Monday, November 2, 2009

Objective of Financial management

Financial Management is not one of those subjects in which one can read a textbook and then do it, that is why is worth studying. Room for learning with everyday experience, dynamic, creative, luck, everything counts. One would argue that there is no creativity in financial world, I respectfully disagree there is as much amount of new products and investment tools created in this sector than any other product in different field if not more.As an Entrepreneur or a Financial Manager objective for detailed study and great deal of emphasis on this subject can boil down to two simple reasons.

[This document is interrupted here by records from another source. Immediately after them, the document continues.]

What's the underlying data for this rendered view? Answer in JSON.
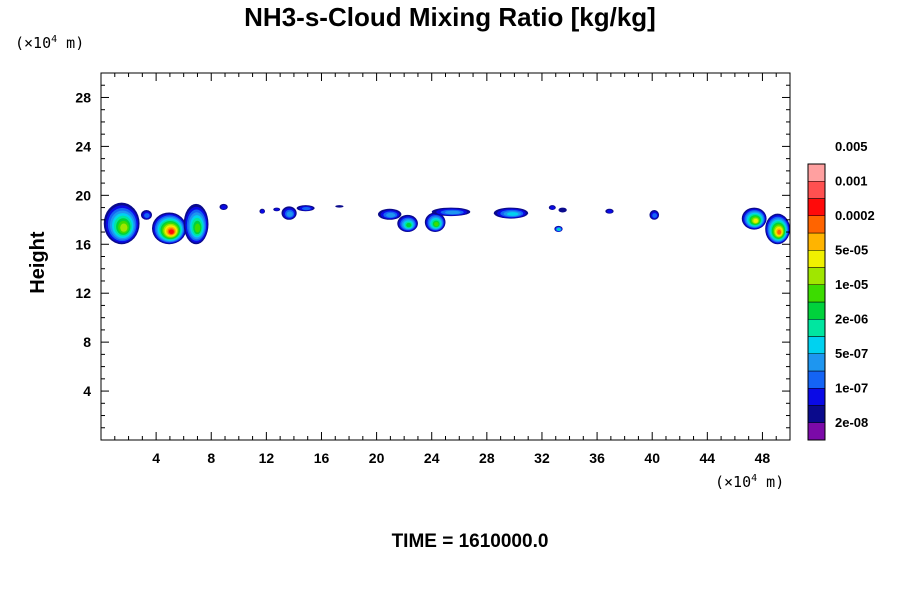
{
  "chart_data": {
    "type": "heatmap",
    "title": "NH3-s-Cloud Mixing Ratio [kg/kg]",
    "xlabel": "",
    "ylabel": "Height",
    "x_unit": "(×10⁴ m)",
    "y_unit": "(×10⁴ m)",
    "x_unit_base": "(×10",
    "y_unit_base": "(×10",
    "unit_exponent": "4",
    "unit_tail": " m)",
    "xlim": [
      0,
      50
    ],
    "ylim": [
      0,
      30
    ],
    "x_ticks": [
      4,
      8,
      12,
      16,
      20,
      24,
      28,
      32,
      36,
      40,
      44,
      48
    ],
    "y_ticks": [
      4,
      8,
      12,
      16,
      20,
      24,
      28
    ],
    "colorbar": {
      "labels": [
        "0.005",
        "0.001",
        "0.0002",
        "5e-05",
        "1e-05",
        "2e-06",
        "5e-07",
        "1e-07",
        "2e-08"
      ],
      "colors": [
        "#7b0aa8",
        "#0a0a8c",
        "#0a0ae6",
        "#1464f5",
        "#1e96f0",
        "#00d2f0",
        "#00e6a0",
        "#00d23c",
        "#3cdc00",
        "#a0e600",
        "#f0f000",
        "#ffb400",
        "#ff6400",
        "#ff0a0a",
        "#ff5050",
        "#ffa0a0"
      ]
    },
    "clouds": [
      {
        "x": [
          0.2,
          2.8
        ],
        "y": [
          16.0,
          19.4
        ],
        "level": 9
      },
      {
        "x": [
          2.9,
          3.7
        ],
        "y": [
          18.0,
          18.8
        ],
        "level": 3
      },
      {
        "x": [
          3.7,
          6.2
        ],
        "y": [
          16.0,
          18.6
        ],
        "level": 13
      },
      {
        "x": [
          6.0,
          7.8
        ],
        "y": [
          16.0,
          19.3
        ],
        "level": 8
      },
      {
        "x": [
          8.6,
          9.2
        ],
        "y": [
          18.8,
          19.3
        ],
        "level": 2
      },
      {
        "x": [
          11.5,
          11.9
        ],
        "y": [
          18.5,
          18.9
        ],
        "level": 2
      },
      {
        "x": [
          12.5,
          13.0
        ],
        "y": [
          18.7,
          19.0
        ],
        "level": 2
      },
      {
        "x": [
          13.1,
          14.2
        ],
        "y": [
          18.0,
          19.1
        ],
        "level": 4
      },
      {
        "x": [
          14.2,
          15.5
        ],
        "y": [
          18.7,
          19.2
        ],
        "level": 3
      },
      {
        "x": [
          17.0,
          17.6
        ],
        "y": [
          19.0,
          19.2
        ],
        "level": 1
      },
      {
        "x": [
          20.1,
          21.8
        ],
        "y": [
          18.0,
          18.9
        ],
        "level": 4
      },
      {
        "x": [
          21.5,
          23.0
        ],
        "y": [
          17.0,
          18.4
        ],
        "level": 7
      },
      {
        "x": [
          23.5,
          25.0
        ],
        "y": [
          17.0,
          18.6
        ],
        "level": 8
      },
      {
        "x": [
          24.0,
          26.8
        ],
        "y": [
          18.3,
          19.0
        ],
        "level": 4
      },
      {
        "x": [
          28.5,
          31.0
        ],
        "y": [
          18.1,
          19.0
        ],
        "level": 5
      },
      {
        "x": [
          32.5,
          33.0
        ],
        "y": [
          18.8,
          19.2
        ],
        "level": 2
      },
      {
        "x": [
          33.2,
          33.8
        ],
        "y": [
          18.6,
          19.0
        ],
        "level": 1
      },
      {
        "x": [
          32.9,
          33.5
        ],
        "y": [
          17.0,
          17.5
        ],
        "level": 6
      },
      {
        "x": [
          36.6,
          37.2
        ],
        "y": [
          18.5,
          18.9
        ],
        "level": 2
      },
      {
        "x": [
          39.8,
          40.5
        ],
        "y": [
          18.0,
          18.8
        ],
        "level": 3
      },
      {
        "x": [
          46.5,
          48.3
        ],
        "y": [
          17.2,
          19.0
        ],
        "level": 10
      },
      {
        "x": [
          48.2,
          50.0
        ],
        "y": [
          16.0,
          18.5
        ],
        "level": 12
      }
    ]
  },
  "footer": {
    "time_label": "TIME = 1610000.0"
  }
}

• What investments should we make in &

• How should we pay for them

All said and done it’s easy to say this than to practically apply it in our life. It’s like saying to an Investor Buy low and sell High; the problem is how to do it? This can only be solved by knowing what options we have and which is the best one for both the questions, as I said just by reading some books and getting information wouldn’t solve the problem but it will increase your capability to solve it for sure.

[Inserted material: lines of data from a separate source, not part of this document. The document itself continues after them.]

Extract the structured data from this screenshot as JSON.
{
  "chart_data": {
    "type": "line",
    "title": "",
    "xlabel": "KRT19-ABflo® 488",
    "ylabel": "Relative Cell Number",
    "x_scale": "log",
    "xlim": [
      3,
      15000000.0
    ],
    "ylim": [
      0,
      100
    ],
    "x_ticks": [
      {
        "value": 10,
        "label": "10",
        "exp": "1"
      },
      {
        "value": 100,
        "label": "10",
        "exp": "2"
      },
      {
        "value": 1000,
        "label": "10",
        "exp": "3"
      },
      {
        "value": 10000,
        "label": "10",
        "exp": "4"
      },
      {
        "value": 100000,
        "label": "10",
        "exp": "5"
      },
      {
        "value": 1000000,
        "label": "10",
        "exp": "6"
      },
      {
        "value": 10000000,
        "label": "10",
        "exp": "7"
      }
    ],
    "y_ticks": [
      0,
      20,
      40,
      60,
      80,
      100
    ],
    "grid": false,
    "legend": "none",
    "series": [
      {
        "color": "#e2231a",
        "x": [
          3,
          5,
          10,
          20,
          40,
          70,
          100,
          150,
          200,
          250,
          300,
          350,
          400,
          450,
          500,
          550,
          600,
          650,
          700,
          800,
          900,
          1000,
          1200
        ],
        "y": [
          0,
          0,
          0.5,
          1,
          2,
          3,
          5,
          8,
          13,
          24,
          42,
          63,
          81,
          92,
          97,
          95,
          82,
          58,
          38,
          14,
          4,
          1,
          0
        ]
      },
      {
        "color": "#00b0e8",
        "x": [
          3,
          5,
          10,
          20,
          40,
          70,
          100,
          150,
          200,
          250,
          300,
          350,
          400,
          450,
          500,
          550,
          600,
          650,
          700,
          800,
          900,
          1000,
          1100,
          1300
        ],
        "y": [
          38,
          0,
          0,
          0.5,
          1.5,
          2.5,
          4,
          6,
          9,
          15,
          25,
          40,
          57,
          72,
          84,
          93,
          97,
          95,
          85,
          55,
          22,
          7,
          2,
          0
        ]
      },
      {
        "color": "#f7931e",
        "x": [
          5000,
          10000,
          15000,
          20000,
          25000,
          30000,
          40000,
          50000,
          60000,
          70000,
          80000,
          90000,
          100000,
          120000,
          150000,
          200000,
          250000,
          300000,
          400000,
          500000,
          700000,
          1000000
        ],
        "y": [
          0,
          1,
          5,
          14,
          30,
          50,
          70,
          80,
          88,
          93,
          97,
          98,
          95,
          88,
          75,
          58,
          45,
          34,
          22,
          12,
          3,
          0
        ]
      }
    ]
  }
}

What investments should we make in?

The first part of the problem is also called firms Investment decision or Capital Budgeting decision. As a firm we have plenty of options to invest in starting from Reinvesting in your own business, Mergers & Acquisition, tangible, intangible assets etc. Obviously the decision of what to investing would depend on lot of factor which would be the next topic of our discussion.

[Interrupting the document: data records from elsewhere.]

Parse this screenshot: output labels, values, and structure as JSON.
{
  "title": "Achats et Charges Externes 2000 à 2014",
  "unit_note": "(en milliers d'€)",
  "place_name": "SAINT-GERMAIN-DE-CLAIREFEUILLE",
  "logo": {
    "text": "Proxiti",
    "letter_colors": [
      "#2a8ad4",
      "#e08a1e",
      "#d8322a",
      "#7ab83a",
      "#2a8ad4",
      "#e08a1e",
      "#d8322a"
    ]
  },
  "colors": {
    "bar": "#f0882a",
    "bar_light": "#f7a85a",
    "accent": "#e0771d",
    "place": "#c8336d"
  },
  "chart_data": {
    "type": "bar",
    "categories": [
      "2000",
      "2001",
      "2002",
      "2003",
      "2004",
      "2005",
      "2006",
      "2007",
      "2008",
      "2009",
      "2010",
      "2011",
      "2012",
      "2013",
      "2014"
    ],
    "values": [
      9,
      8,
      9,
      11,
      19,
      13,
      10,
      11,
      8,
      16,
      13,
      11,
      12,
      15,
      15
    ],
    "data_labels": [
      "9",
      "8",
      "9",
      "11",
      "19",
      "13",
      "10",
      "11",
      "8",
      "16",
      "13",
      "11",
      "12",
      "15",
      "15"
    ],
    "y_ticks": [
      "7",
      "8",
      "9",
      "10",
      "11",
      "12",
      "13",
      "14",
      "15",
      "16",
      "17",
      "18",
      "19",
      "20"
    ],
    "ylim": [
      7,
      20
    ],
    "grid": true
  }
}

How should we pay for them?

Other Part of the problem being how we should pay for them also called Financing Decisions, weather raising loan is preferred for a certain investment or raising money through Equity. One might argue what’s the difference and what are the criteria? Raising Loan brings in inherent risk to the company that the debt raised has to be paid back with interest, but then why not raise all the money through Issuing equity shares, well that can be done but fundamentally strong company does not all ways prefer that, as Investor you and I consume the risk of any company getting defaulted and hence would expect higher return than what we get as a risk free return from the market (bank deposits 8.5 % typically in INDIA) because of this risk-return matrix company do realize that if it keeps on issuing shares to raise money in the market it will not only have to pay-back investor a higher return but also would reduce the value of the company (as number of shares in the market for a company increases i.e. supply increases the demand for the shares falls down hence the value of firm).
Beware not all company are fundamentally strong that is why while analyzing we typically look at the percentage of shares held by its promoters we can find it in the shareholding pattern by stock listing exchange. We can’t deny the fact that there were, are and will be companies and promoters who’s intentions are not in the best of interest of their shareholders and they would typically raise money only through equity capital.
A mix of debt and equity is preferred by all corporates, depending upon the business they are in ideally lower the business risk higher financial risk a company can afford to take. Businesses such as Power generation, Oil refinery etc. which can have a steady flow of income can have a higher Debt in their balance, while businesses such as IT would typically have lower debt capital.